Polkadot revolutioniert Staking: Strengere Regeln, mehr Sicherheit und faire Belohnungen
Anna KrausePolkadot revolutioniert Staking: Strengere Regeln, mehr Sicherheit und faire Belohnungen
Polkadot führt umfangreiche Updates für Staking und Tokenomics ein
Polkadot hat bedeutende Aktualisierungen seines Staking- und Tokenomics-Modells eingeführt. Die Änderungen zielen darauf ab, die Netzwerksicherheit zu erhöhen, ohne die Teilhabe zu erschweren. Zu den zentralen Anpassungen gehören strengere Anforderungen an Validatoren, eine reduzierte Token-Ausgabe sowie neue Belohnungsstrukturen.
Im April ging die Polkadot Docs MCP als dedizierte Ressource für Entwickler an den Start. Zeitgleich überschritt Acurast die Marke von 750 Millionen On-Chain-Transaktionen im Netzwerk.
Eine neue Regel schreibt Validatoren nun ein Mindest-Self-Stake von 10.000 DOT vor. Wer unter diesen Schwellenwert fällt, wird automatisch aus dem aktiven Set entfernt. Dennoch bleiben Nomination Pools für kleinere Inhaber offen – der Einstieg ist bereits ab 1 DOT möglich.
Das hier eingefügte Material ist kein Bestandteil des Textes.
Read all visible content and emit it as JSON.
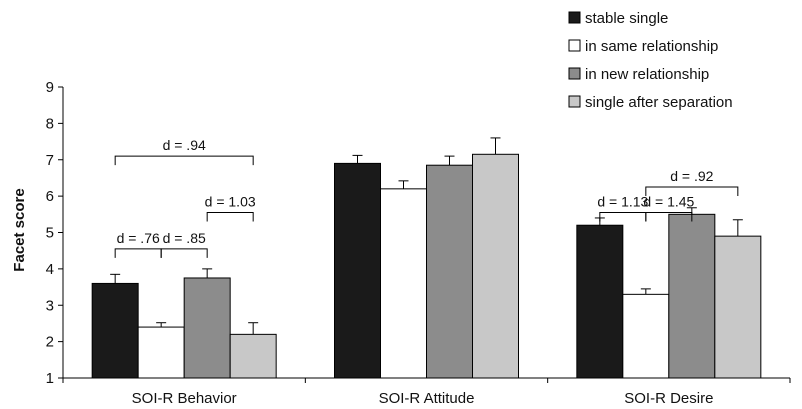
{
  "chart_data": {
    "type": "bar",
    "title": "",
    "xlabel": "",
    "ylabel": "Facet score",
    "ylim": [
      1,
      9
    ],
    "yticks": [
      1,
      2,
      3,
      4,
      5,
      6,
      7,
      8,
      9
    ],
    "grid": false,
    "legend_position": "top-right",
    "categories": [
      "SOI-R Behavior",
      "SOI-R Attitude",
      "SOI-R Desire"
    ],
    "series": [
      {
        "name": "stable single",
        "color": "#1a1a1a",
        "values": [
          3.6,
          6.9,
          5.2
        ],
        "errors": [
          0.25,
          0.22,
          0.2
        ]
      },
      {
        "name": "in same relationship",
        "color": "#ffffff",
        "values": [
          2.4,
          6.2,
          3.3
        ],
        "errors": [
          0.12,
          0.22,
          0.15
        ]
      },
      {
        "name": "in new relationship",
        "color": "#8c8c8c",
        "values": [
          3.75,
          6.85,
          5.5
        ],
        "errors": [
          0.25,
          0.25,
          0.18
        ]
      },
      {
        "name": "single after separation",
        "color": "#c8c8c8",
        "values": [
          2.2,
          7.15,
          4.9
        ],
        "errors": [
          0.32,
          0.45,
          0.45
        ]
      }
    ],
    "annotations": [
      {
        "text": "d = .94",
        "category": 0,
        "from_series": 0,
        "to_series": 3,
        "y": 7.1
      },
      {
        "text": "d = 1.03",
        "category": 0,
        "from_series": 2,
        "to_series": 3,
        "y": 5.55
      },
      {
        "text": "d = .76",
        "category": 0,
        "from_series": 0,
        "to_series": 1,
        "y": 4.55
      },
      {
        "text": "d = .85",
        "category": 0,
        "from_series": 1,
        "to_series": 2,
        "y": 4.55
      },
      {
        "text": "d = .92",
        "category": 2,
        "from_series": 1,
        "to_series": 3,
        "y": 6.25
      },
      {
        "text": "d = 1.13",
        "category": 2,
        "from_series": 0,
        "to_series": 1,
        "y": 5.55
      },
      {
        "text": "d = 1.45",
        "category": 2,
        "from_series": 1,
        "to_series": 2,
        "y": 5.55
      }
    ]
  }
}
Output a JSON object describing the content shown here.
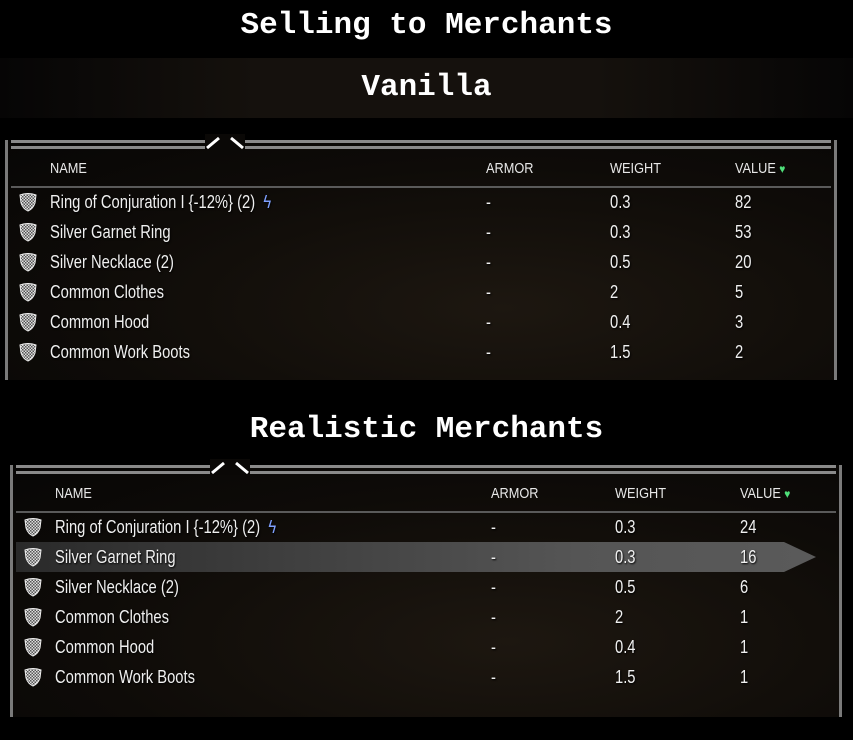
{
  "page_title": "Selling to Merchants",
  "panels": [
    {
      "title": "Vanilla",
      "headers": {
        "name": "NAME",
        "armor": "ARMOR",
        "weight": "WEIGHT",
        "value": "VALUE"
      },
      "sort_icon": "green-gem-icon",
      "items": [
        {
          "name": "Ring of Conjuration I  {-12%} (2)",
          "enchanted": true,
          "armor": "-",
          "weight": "0.3",
          "value": "82"
        },
        {
          "name": "Silver Garnet Ring",
          "armor": "-",
          "weight": "0.3",
          "value": "53"
        },
        {
          "name": "Silver Necklace (2)",
          "armor": "-",
          "weight": "0.5",
          "value": "20"
        },
        {
          "name": "Common Clothes",
          "armor": "-",
          "weight": "2",
          "value": "5"
        },
        {
          "name": "Common Hood",
          "armor": "-",
          "weight": "0.4",
          "value": "3"
        },
        {
          "name": "Common Work Boots",
          "armor": "-",
          "weight": "1.5",
          "value": "2"
        }
      ]
    },
    {
      "title": "Realistic Merchants",
      "headers": {
        "name": "NAME",
        "armor": "ARMOR",
        "weight": "WEIGHT",
        "value": "VALUE"
      },
      "sort_icon": "green-gem-icon",
      "selected_index": 1,
      "items": [
        {
          "name": "Ring of Conjuration I  {-12%} (2)",
          "enchanted": true,
          "armor": "-",
          "weight": "0.3",
          "value": "24"
        },
        {
          "name": "Silver Garnet Ring",
          "armor": "-",
          "weight": "0.3",
          "value": "16"
        },
        {
          "name": "Silver Necklace (2)",
          "armor": "-",
          "weight": "0.5",
          "value": "6"
        },
        {
          "name": "Common Clothes",
          "armor": "-",
          "weight": "2",
          "value": "1"
        },
        {
          "name": "Common Hood",
          "armor": "-",
          "weight": "0.4",
          "value": "1"
        },
        {
          "name": "Common Work Boots",
          "armor": "-",
          "weight": "1.5",
          "value": "1"
        }
      ]
    }
  ],
  "colors": {
    "bolt": "#7fa0ff",
    "gem": "#4fe07a",
    "selection": "#555555"
  }
}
Auch die Slashing-Regeln wurden präzisiert: Nur der eigen gebondete Einsatz eines Validators ist gefährdet, nicht jedoch der der Nominatoren. Das überarbeitete Modell senkte die jährliche DOT-Ausgabe beim Start um 53,6 %. Weitere Kürzungen von etwa 13–14 % sind alle zwei Jahre geplant.
Ab Mitte Juni erhalten Validatoren zudem spezifische Belohnungen aus dem Dynamic Allocation Pool. Zudem wurde eine feste Obergrenze von 2,1 Milliarden DOT eingeführt, um die langfristige Inflation zu steuern.
Die Updates bringen zwar strengere Vorgaben für Validatoren mit sich, halten die Hürden für Nominatoren jedoch niedrig. Die jährliche DOT-Ausgabe ist deutlich gesunken, und weitere Reduzierungen sind verbindlich festgelegt. Validatoren profitieren bald von einem neuen Belohnungssystem, das an den Dynamic Allocation Pool geknüpft ist.